Quando si parla di Maurizio Landini, il sindacalista che più sembra un personaggio uscito da una commedia dell’assurdo, è difficile non lasciarsi prendere dalla tentazione di indagare sul suo linguaggio colorito.

La recente polemica sull’uso della parola “cortigiana” per definire la Presidente del Consiglio ha sollevato un vespaio di critiche e interpretazioni.

Landini, il cui lessico pare spesso rimanere intrappolato nel XIX secolo, ha tentato di giustificare la sua scelta lessicale affermando che “cortigiana” non era un insulto sessista, ma piuttosto una semplice referenza a chi fa parte della corte.

Certo, l’illuminante argomento potrebbe soddisfare solo chi è abituato a discorsi da salotto, ma al resto di noi sembrerebbe una manovra alquanto disperata, una di quelle acrobazie dialettiche che ricordano più il circo che il dibattito politico.

A voler essere onesti, i casi sono due.

O Landini ha voluto offendere in modo premeditato, ben conscio del fatto che nel gergo comune “cortigiana” è sinonimo di meretrice, o in effetti è semplicemente un ignorante che ignora le sfumature della lingua italiana.

Perché fatte le debite considerazioni, definirlo un genio della comunicazione sarebbe come dare il Nobel per la letteratura a un bambino che sciracchia le parole su un foglio.

E tutto ciò mentre gli operai della CGIL si grattano la testa cercando di capire come possano essere rappresentati da un leader che, evidentemente, non ha chiaro cosa possa significare il termine “responsabilità”.

Ma andiamo con ordine.

Se Landini avesse voluto davvero comunicare un messaggio di disprezzo, avrebbe potuto scegliere tra una miriade di opzioni linguistiche più chiare e meno ambigue.

Magari un “serva di Trump” o un “pappagallo del potere” avrebbero trasmesso il suo pensiero senza troppi giri di parole.
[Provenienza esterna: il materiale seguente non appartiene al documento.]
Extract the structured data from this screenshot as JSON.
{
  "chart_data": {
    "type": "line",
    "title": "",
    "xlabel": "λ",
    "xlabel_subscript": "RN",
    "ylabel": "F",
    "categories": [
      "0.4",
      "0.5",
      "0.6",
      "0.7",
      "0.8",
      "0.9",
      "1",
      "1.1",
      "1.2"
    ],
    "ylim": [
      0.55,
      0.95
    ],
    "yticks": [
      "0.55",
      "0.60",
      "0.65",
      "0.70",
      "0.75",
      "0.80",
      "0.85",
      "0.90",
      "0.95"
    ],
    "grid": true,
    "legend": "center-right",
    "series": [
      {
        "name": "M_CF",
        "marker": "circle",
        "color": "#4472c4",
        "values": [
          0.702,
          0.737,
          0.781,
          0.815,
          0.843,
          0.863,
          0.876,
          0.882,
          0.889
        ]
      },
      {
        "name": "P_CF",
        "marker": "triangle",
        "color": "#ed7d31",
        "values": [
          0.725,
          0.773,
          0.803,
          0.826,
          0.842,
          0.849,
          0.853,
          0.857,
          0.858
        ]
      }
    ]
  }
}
Invece, con la scelta di “cortigiana”, sembra quasi che abbia voluto esprimere il suo disprezzo mentre si nascondeva dietro un dito, un po’ come chi insulta qualcuno sussurrando, sperando che nessuno lo senta.

Tuttavia, purtroppo per lui, quella strategia non funziona.

I social media sono lì per documentare le sue uscite, e gli italiani, si sa, sono sempre pronti a farsi una risata sulla cattiva gestione della verità.

E che dire del suo arroccarsi nell’idea di aver usato quel termine in senso figurato?

Qui si aprono le porte dell’ironia pura.

Nella nostra lingua, come nel miglior gioco di prestigio, le parole hanno un peso e una valenza.

La Treccani non lascia spazio a fraintendimenti: cortigiana, meretrice e prostituta sono tutte seduzioni verbali perfettamente riconducibili a un’unica, imbarazzante verità.

Eppure, Landini continua a difendersi come un leone in gabbia, pronto a ripetere la sua definizione alla prima occasione utile – perché, in fondo, perché scusarsi quando si può arrampicarsi sugli specchi?

Potremmo quindi concludere che la questione non si limiti a una mera offensiva linguistica, ma riveli anche un atteggiamento.

Un atteggiamento riflessivo di chi, in fondo, non si preoccupa troppo delle conseguenze delle proprie parole.

Qui entra in scena un secondo interrogativo: ma come fanno i lavoratori della CGIL a sopportarlo?

È evidente che il sindacalista è molto più interessato a questioni internazionali come Gaza, piuttosto che focalizzarsi sui contratti collettivi di lavoro.

I lavoratori, in questo caso, trascorrono le loro giornate a domandarsi se il loro leader sta correndo il rischio di trasformarsi nel classico “pittore di m……..”: affascinante per alcuni, incomprensibile per altri, mentre i muri vengono dipinti senza alcuna coerenza.

In definitiva, mai come oggi possiamo affermare che il dibattito su Landini trascenda la semplice questione linguistica.

Ci stiamo domandando se sia un diffamatore o un ignorante?

In entrambi i casi, ci troviamo di fronte a una figura che rappresenta qualcosa di più profondo nella cultura politica italiana.

Un’ossessione per il politically correct mescolata con un’enorme dose di arroganza, il tutto condito da frasi ad effetto che suonano a metà strada tra un comico di seconda categoria e un politico in cerca di consensi.

L’ironia che aleggia attorno alla figura di Landini ci invita a riflettere sulle vere priorità di un sindacato moderno.

I lavoratori meritano un leader che parli il loro linguaggio, e non quello di una corte medievale.

Ma in un’Italia dove i confini tra serio e faceto si confondono ogni giorno di più, chissà che Landini non si riveli il nostro eroe tragico, capace di unire in un’unica battaglia l’assurdo e il sublime… almeno fino al prossimo insulti.